1 sonnet = 14 lines. To give this project mathematical synergy, I’m writing four collections of 14 sonnets. 1 year = 52 weeks. 4 x 14 = 56. This is the mathematical truth behind my year-long Love’s Sonnets project. It will, in fact, last one year and four weeks.
Furthermore, because several types of sonnet are capped with a rhyming couplet, the final two sonnets of each of my collections will function, in some way, as a pair.
This week’s sonnet is the first of the capping couplet pair of my initial collection ‘Personification’. In order to concoct a pair, I needed a thematic connection. Fortunately, humankind has done the thinking for me – twins. But which twins should I personify as love? Romulus and Remus fit my penchant for Classical mythology, so I went with them.
This sonnet personifies love as the less famous brother; the one who didn’t found a city called Reme. The sonnet, while describing qualities and features of love, alludes to several aspects of Remus’ life: born one of a twin; floated down the Tiber by someone not cruel enough to drown him; suckled by a wolf; fought alongside his brother; jumped over his brother’s wall; was killed by that very same sibling.

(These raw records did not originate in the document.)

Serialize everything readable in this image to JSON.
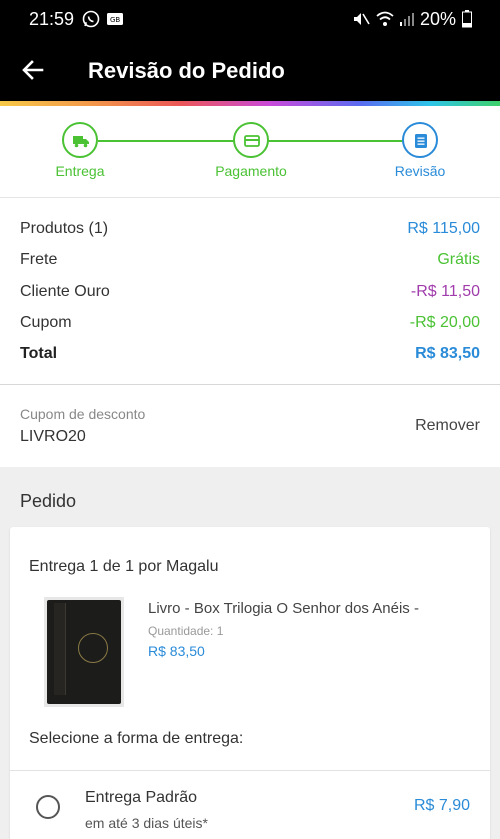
{
  "status_bar": {
    "time": "21:59",
    "battery": "20%",
    "icons": [
      "whatsapp-icon",
      "cast-icon",
      "mute-icon",
      "wifi-icon",
      "signal-icon",
      "battery-icon"
    ]
  },
  "app_bar": {
    "title": "Revisão do Pedido",
    "back_icon": "arrow-left-icon"
  },
  "stepper": {
    "steps": [
      {
        "label": "Entrega",
        "icon": "truck-icon",
        "state": "done"
      },
      {
        "label": "Pagamento",
        "icon": "card-icon",
        "state": "done"
      },
      {
        "label": "Revisão",
        "icon": "document-icon",
        "state": "active"
      }
    ],
    "colors": {
      "done": "#4ac234",
      "active": "#2a8bd8"
    }
  },
  "summary": {
    "rows": [
      {
        "label": "Produtos (1)",
        "value": "R$ 115,00",
        "color": "#2a8bd8"
      },
      {
        "label": "Frete",
        "value": "Grátis",
        "color": "#4ac234"
      },
      {
        "label": "Cliente Ouro",
        "value": "-R$ 11,50",
        "color": "#a03cab"
      },
      {
        "label": "Cupom",
        "value": "-R$ 20,00",
        "color": "#4ac234"
      },
      {
        "label": "Total",
        "value": "R$ 83,50",
        "color": "#2a8bd8"
      }
    ]
  },
  "coupon": {
    "label": "Cupom de desconto",
    "code": "LIVRO20",
    "remove_label": "Remover"
  },
  "order": {
    "title": "Pedido",
    "shipment_title": "Entrega 1 de 1 por Magalu",
    "product": {
      "name": "Livro - Box Trilogia O Senhor dos Anéis -",
      "quantity_label": "Quantidade:  1",
      "price": "R$ 83,50"
    },
    "select_delivery_label": "Selecione a forma de entrega:",
    "delivery_option": {
      "name": "Entrega Padrão",
      "subtitle": "em até 3 dias úteis*",
      "price": "R$ 7,90"
    }
  }
}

Love is Remus We’re born with Love, the half that makes us whole Companion when it seems that we might drown. Love is our bosom buddy; feeds our soul Makes common folk feel royal. It’s the crown. Love stands behind us when we need to fight, It tears through troubles with its eagle beak; Then on its wings lifts us up to a height So we can see the sanctuary we seek. Love is Remus, the part we sacrifice When walls we’ve built to keep suitors at bay Are unable to shield us from the slice That severs to the heart and makes us prey. Love like Remus reflects what is inside; But if it shows weakness earns fratricide.